It's been a while since I've hit the local home trails.
I always seem to breathe more deeply when I'm under the deep green canopy of the Olympic National Forest. The Western Red Cedars, Douglas Firs, Western Hemlocks, and and Sitka Spruces make up The ONF, giving it the title of highest density of giant trees in the world.
As the snow falls and the complimentary winds pick up, it's as if the Sitka and the cedars hug you in, shielding you from any storm that may pass through.
Did I paint a lovely enough picture to make you want to join me on a hike there?
I checked the WA Trails Association as usual, and the Olympics were looking surprisingly hike-able for a January day! Off we headed toward Mount Townsend, a route that's usually a snowshoe at this point, but it seemed the last trip report spoke of a clear summit.
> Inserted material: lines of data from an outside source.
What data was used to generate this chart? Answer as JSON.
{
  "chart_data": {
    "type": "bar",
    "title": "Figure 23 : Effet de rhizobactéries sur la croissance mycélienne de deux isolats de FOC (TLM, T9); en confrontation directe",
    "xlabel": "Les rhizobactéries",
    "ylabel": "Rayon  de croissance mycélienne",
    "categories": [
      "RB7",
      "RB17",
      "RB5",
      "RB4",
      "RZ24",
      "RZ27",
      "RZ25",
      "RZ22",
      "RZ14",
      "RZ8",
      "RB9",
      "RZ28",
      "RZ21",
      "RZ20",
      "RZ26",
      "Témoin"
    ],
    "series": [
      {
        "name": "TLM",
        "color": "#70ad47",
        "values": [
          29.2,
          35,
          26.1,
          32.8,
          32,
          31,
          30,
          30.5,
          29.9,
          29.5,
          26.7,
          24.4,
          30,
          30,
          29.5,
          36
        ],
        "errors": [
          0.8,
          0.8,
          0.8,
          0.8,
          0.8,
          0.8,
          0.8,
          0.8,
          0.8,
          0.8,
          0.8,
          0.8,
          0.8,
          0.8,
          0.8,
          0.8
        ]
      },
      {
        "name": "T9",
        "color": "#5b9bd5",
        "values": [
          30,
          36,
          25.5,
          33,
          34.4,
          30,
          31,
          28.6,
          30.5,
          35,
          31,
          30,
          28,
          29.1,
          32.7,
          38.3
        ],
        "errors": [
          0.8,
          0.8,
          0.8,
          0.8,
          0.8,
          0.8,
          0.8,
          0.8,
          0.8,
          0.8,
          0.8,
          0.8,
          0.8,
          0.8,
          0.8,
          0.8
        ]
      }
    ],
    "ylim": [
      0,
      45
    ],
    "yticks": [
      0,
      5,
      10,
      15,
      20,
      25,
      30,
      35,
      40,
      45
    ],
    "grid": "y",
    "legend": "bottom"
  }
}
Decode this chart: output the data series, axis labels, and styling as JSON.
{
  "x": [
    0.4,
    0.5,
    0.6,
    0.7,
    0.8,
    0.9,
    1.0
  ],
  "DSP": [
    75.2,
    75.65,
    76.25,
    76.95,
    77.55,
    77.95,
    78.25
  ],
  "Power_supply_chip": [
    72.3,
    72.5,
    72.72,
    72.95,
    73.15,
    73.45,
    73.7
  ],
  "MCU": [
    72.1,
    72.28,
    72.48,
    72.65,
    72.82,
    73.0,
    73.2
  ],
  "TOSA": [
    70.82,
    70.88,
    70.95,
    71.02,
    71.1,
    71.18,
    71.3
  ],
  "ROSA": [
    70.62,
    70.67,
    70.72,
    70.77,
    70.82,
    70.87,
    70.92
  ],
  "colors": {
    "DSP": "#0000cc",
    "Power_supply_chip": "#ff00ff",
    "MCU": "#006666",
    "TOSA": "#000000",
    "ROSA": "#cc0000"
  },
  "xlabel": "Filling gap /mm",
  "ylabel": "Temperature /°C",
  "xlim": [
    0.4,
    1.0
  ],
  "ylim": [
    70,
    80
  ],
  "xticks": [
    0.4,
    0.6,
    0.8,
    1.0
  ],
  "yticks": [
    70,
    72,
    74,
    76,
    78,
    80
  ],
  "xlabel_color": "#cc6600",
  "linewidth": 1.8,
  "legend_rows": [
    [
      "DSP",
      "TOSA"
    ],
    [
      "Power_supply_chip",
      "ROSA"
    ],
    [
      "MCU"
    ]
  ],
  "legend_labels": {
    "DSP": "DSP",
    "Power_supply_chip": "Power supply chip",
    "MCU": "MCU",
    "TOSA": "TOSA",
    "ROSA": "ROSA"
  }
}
En route confirmed this as the drive towards the mountain showed 90% green with little spurts of white.
Gaining elevation on the thin, sinuous forest road towards the trailhead meant a mix of snow and bare pavement, but still a smooth albeit slow commute.
One mile before the trailhead parking lot was when things changed.
The entire road was covered in white compact snow and ice; but at this point I had to keep going forward or BACK down, as the forest road is 1.5 cars wide with a steep drop off on one side. There's no maneuvering a turn around on this section of the drive.
A final turn and slip of the wheel did me in.
Off the side and into a ditch went my right front wheel.
All kinds of stuck.
The snow under the car was high and compact enough to have both tires lifted off the ground and spinning.
Cue: Snowfall. Lots of snowfall.
Because why wouldn't that start on a super clear, sunny day when I'm stuck on a sketchy trail?
I let Fin out and went to grab my chains and shovel, when I realized I didn't have them.
I had recently returned home and emptied the ENTIRE car with the intent to deep clean it.
No gravel, no shovel, no chains.
WHAT A FOOL I WAS!
Just Fin's blankets and my day pack. The only saving grace was that this included my snowshoes and gloves.
Using my snowshoe to pull the snow out from underneath the car, throwing sticks down for makeshift traction, checking my no-signal phone in hopes of some signal, and spinning rubber. Over and over and over again. I couldn't help snapping at Fini a few times as she was prancing around, digging, play-bowing and huffing that I wasn't tending to her play needs.
Then I realized I should be doing exactly what she's doing.
I began to dig. Pulling up any lose dirt I could to place around the tires seemed to be helping, but it still wasn't good enough.
One more play-bow by Fin and I remembered my Lululemon yoga mat in the car. RIP mat, as I grabbed my pocket knife and tore it in half to place under the front, stuck tires.
That little extra traction did the trick!
12 attempts, 3 hours, a short-lived snow storm, and mud-covered us later, we were free!
A painfully tricky turn around and down the, now snow-covered, forest road we went back to more solid ground.
I opted to end this adventure with a sea-level hike down the road.
Mount Townsend can wait until Summer.
Moral of the story: ALWAYS take the time to check your preparedness.
And if nothing else, always carry a yoga mat.